I am with Anon. Lydia Kuo works extremely hard, is always prepared, represents the citizens of Palo Alto (and not just the business community), and shows courage in the face of nastiness from other members, e.g., Mayor. Fine and Council Member Kniss. I see their eyes roll, and it is not becoming of them.

I'm voting for Council member Kuo. She is the only one who is running for re-election that I trust not to be in the pocket of developers and other business interests. She is the only one that consistently pushes the City Manager to include residents as a 'stakeholder' in decisions. The City Manager is out of control, and most council members hide behind his disdain for residents.


 +   2 people like this
Posted by Curmudgeon, a resident of University South,
on Jun 25, 2020 at 10:22 pm

• $13.8 million for the Airport Apron Reconstruction Phase III (capital improvement budget) plus an unspecified budget amendment for next year).

Why? The city promised us the airport would make money for the city. Only the naysayers thought it would cost us money.

And how long until that apron area is under water at king tide, then at spring tide, then at high tide, then at low tide, then at neap tide?


 +   4 people like this
Posted by SJO, a resident of another community,
on Jun 26, 2020 at 6:44 am

In your response to "Common sense" on 6/24/20 at 10:44am:

1. The word "what" is missing the "t" at the end.
2. Please fact check your "$800K" reference. Seems low to be "four times greater than our annual general fund."
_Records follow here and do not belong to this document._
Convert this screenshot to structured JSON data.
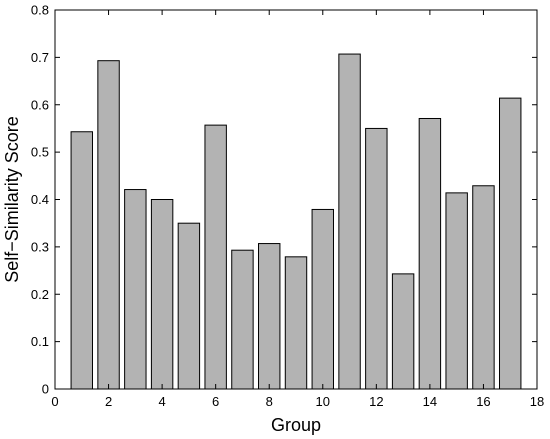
{
  "chart_data": {
    "type": "bar",
    "title": "",
    "xlabel": "Group",
    "ylabel": "Self−Similarity Score",
    "x": [
      1,
      2,
      3,
      4,
      5,
      6,
      7,
      8,
      9,
      10,
      11,
      12,
      13,
      14,
      15,
      16,
      17
    ],
    "values": [
      0.543,
      0.693,
      0.421,
      0.4,
      0.35,
      0.557,
      0.293,
      0.307,
      0.279,
      0.379,
      0.707,
      0.55,
      0.243,
      0.571,
      0.414,
      0.429,
      0.614
    ],
    "xlim": [
      0,
      18
    ],
    "ylim": [
      0,
      0.8
    ],
    "xticks": [
      "0",
      "2",
      "4",
      "6",
      "8",
      "10",
      "12",
      "14",
      "16",
      "18"
    ],
    "yticks": [
      "0",
      "0.1",
      "0.2",
      "0.3",
      "0.4",
      "0.5",
      "0.6",
      "0.7",
      "0.8"
    ],
    "grid": false,
    "bar_color": "#b3b3b3",
    "edge_color": "#000000"
  }
}
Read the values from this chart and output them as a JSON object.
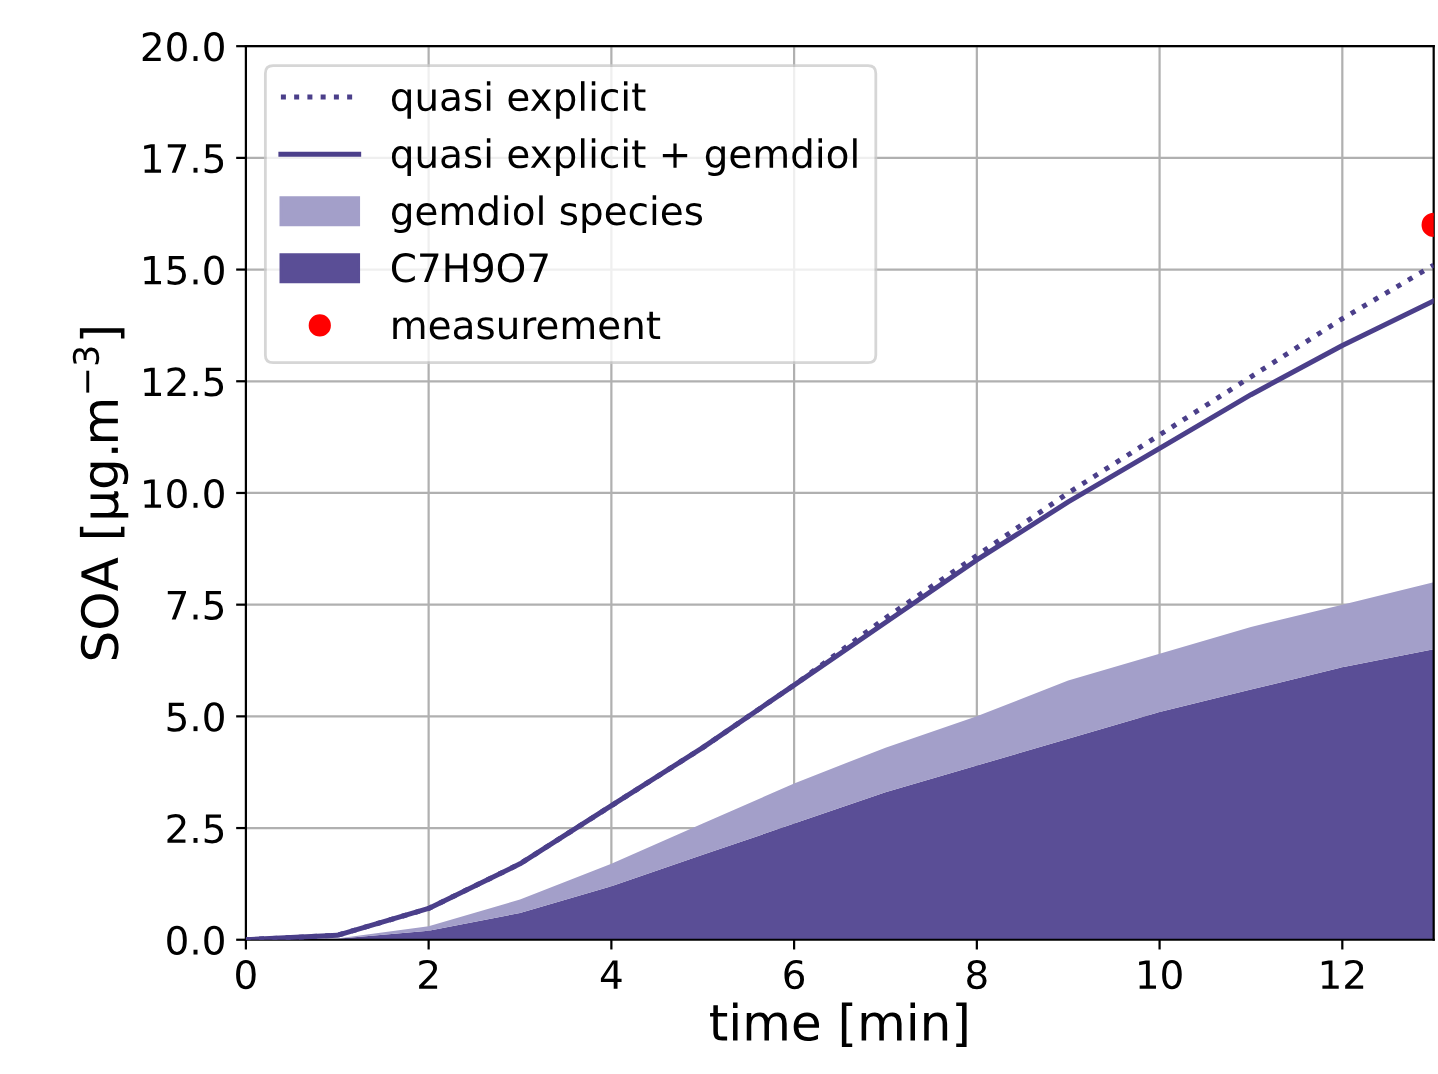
{
  "chart_data": {
    "type": "line",
    "xlabel": "time [min]",
    "ylabel": "SOA [μg.m$^{−3}$]",
    "x": [
      0,
      1,
      2,
      3,
      4,
      5,
      6,
      7,
      8,
      9,
      10,
      11,
      12,
      13
    ],
    "series": [
      {
        "name": "quasi explicit",
        "line_style": "dotted",
        "color": "#4b3f8a",
        "values": [
          0,
          0.1,
          0.7,
          1.7,
          3.0,
          4.3,
          5.7,
          7.2,
          8.6,
          10.0,
          11.3,
          12.6,
          13.9,
          15.1
        ]
      },
      {
        "name": "quasi explicit + gemdiol",
        "line_style": "solid",
        "color": "#4b3f8a",
        "values": [
          0,
          0.1,
          0.7,
          1.7,
          3.0,
          4.3,
          5.7,
          7.1,
          8.5,
          9.8,
          11.0,
          12.2,
          13.3,
          14.3
        ]
      },
      {
        "name": "C7H9O7",
        "type": "area",
        "color": "#5a4e96",
        "values": [
          0,
          0.02,
          0.2,
          0.6,
          1.2,
          1.9,
          2.6,
          3.3,
          3.9,
          4.5,
          5.1,
          5.6,
          6.1,
          6.5
        ]
      },
      {
        "name": "gemdiol species",
        "type": "area",
        "color": "#a39fc9",
        "values": [
          0,
          0.01,
          0.1,
          0.3,
          0.5,
          0.7,
          0.9,
          1.0,
          1.1,
          1.3,
          1.3,
          1.4,
          1.4,
          1.5
        ]
      },
      {
        "name": "measurement",
        "type": "scatter",
        "marker": "circle",
        "color": "#ff0000",
        "x": [
          13
        ],
        "values": [
          16.0
        ]
      }
    ],
    "stacked": true,
    "xlim": [
      0,
      13
    ],
    "xticks": [
      0,
      2,
      4,
      6,
      8,
      10,
      12
    ],
    "ylim": [
      0,
      20
    ],
    "yticks": [
      {
        "value": 0,
        "label": "0.0"
      },
      {
        "value": 2.5,
        "label": "2.5"
      },
      {
        "value": 5,
        "label": "5.0"
      },
      {
        "value": 7.5,
        "label": "7.5"
      },
      {
        "value": 10,
        "label": "10.0"
      },
      {
        "value": 12.5,
        "label": "12.5"
      },
      {
        "value": 15,
        "label": "15.0"
      },
      {
        "value": 17.5,
        "label": "17.5"
      },
      {
        "value": 20,
        "label": "20.0"
      }
    ],
    "grid": true,
    "legend": "top left"
  }
}
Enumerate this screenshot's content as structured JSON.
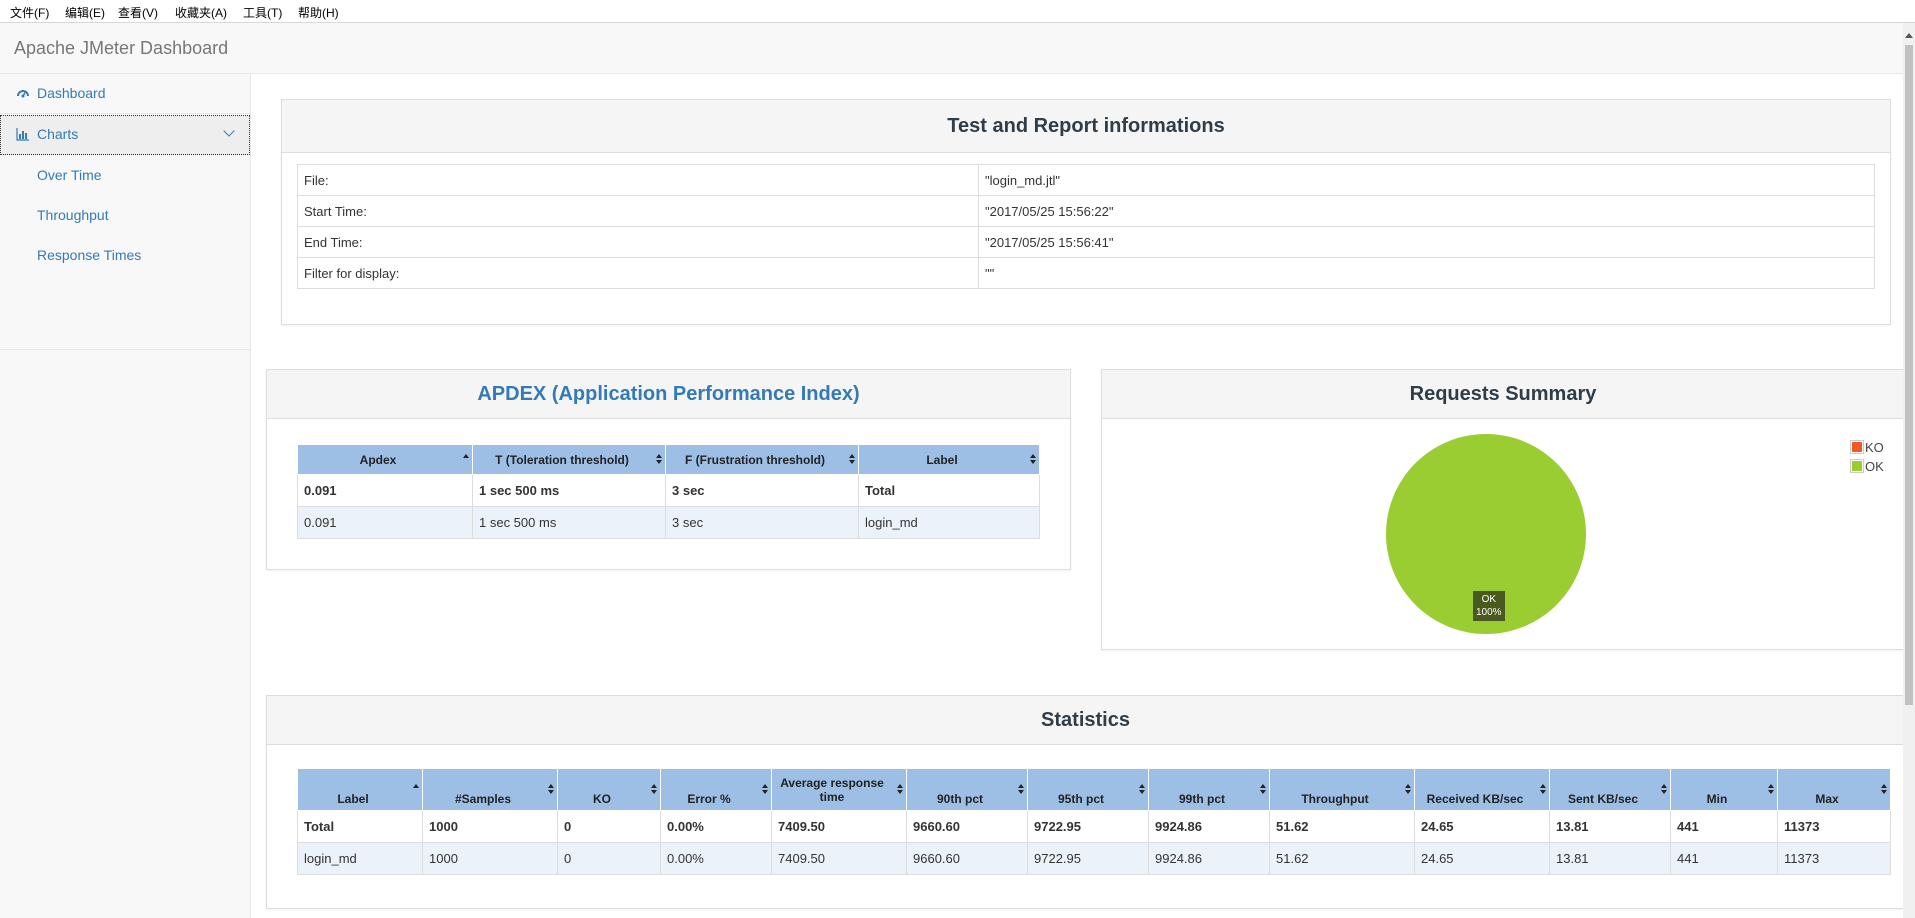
{
  "menubar": [
    "文件(F)",
    "编辑(E)",
    "查看(V)",
    "收藏夹(A)",
    "工具(T)",
    "帮助(H)"
  ],
  "brand": "Apache JMeter Dashboard",
  "sidebar": {
    "items": [
      {
        "label": "Dashboard",
        "icon": "dashboard-icon"
      },
      {
        "label": "Charts",
        "icon": "bar-chart-icon"
      }
    ],
    "subitems": [
      "Over Time",
      "Throughput",
      "Response Times"
    ]
  },
  "info": {
    "title": "Test and Report informations",
    "rows": [
      {
        "key": "File:",
        "value": "\"login_md.jtl\""
      },
      {
        "key": "Start Time:",
        "value": "\"2017/05/25 15:56:22\""
      },
      {
        "key": "End Time:",
        "value": "\"2017/05/25 15:56:41\""
      },
      {
        "key": "Filter for display:",
        "value": "\"\""
      }
    ]
  },
  "apdex": {
    "title": "APDEX (Application Performance Index)",
    "headers": [
      "Apdex",
      "T (Toleration threshold)",
      "F (Frustration threshold)",
      "Label"
    ],
    "rows": [
      [
        "0.091",
        "1 sec 500 ms",
        "3 sec",
        "Total"
      ],
      [
        "0.091",
        "1 sec 500 ms",
        "3 sec",
        "login_md"
      ]
    ]
  },
  "summary": {
    "title": "Requests Summary",
    "legend": [
      {
        "label": "KO",
        "color": "#f15a24"
      },
      {
        "label": "OK",
        "color": "#9acd32"
      }
    ],
    "slice_label": "OK",
    "slice_pct": "100%",
    "ok_fraction": 1.0
  },
  "stats": {
    "title": "Statistics",
    "headers": [
      "Label",
      "#Samples",
      "KO",
      "Error %",
      "Average response time",
      "90th pct",
      "95th pct",
      "99th pct",
      "Throughput",
      "Received KB/sec",
      "Sent KB/sec",
      "Min",
      "Max"
    ],
    "rows": [
      [
        "Total",
        "1000",
        "0",
        "0.00%",
        "7409.50",
        "9660.60",
        "9722.95",
        "9924.86",
        "51.62",
        "24.65",
        "13.81",
        "441",
        "11373"
      ],
      [
        "login_md",
        "1000",
        "0",
        "0.00%",
        "7409.50",
        "9660.60",
        "9722.95",
        "9924.86",
        "51.62",
        "24.65",
        "13.81",
        "441",
        "11373"
      ]
    ]
  }
}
I know the decades criticism and gas lighting have made you a better writer than this. I rooting for you to make your angry points with the writing skills of the journalist you've always wanted to be.


 +   1 person likes this
Posted by Tom Halstrom, a resident of Martens-Carmelita,
on Jun 29, 2020 at 11:22 am

Resident:

Mountain View and Palo Alto could certainly become part of the County library system, use County Fire, and even contract with the County Sheriff for law enforcement. Many smaller cities do just that because it's much cheaper, even though the level of service, in some cases, may not be as good.

The Santa Clara County Library System is excellent, with longer hours, a larger collection, and more services than a library in a smaller city can provide, though each branch does require its own librarian and staff.


 +  Like this comment
Posted by C, a resident of Palo Verde,
on Jun 30, 2020 at 11:08 am

Thanks for the blog. Glad someone's watching these people.

If anyone wants to justify the council's expenditures, write an article for PA online.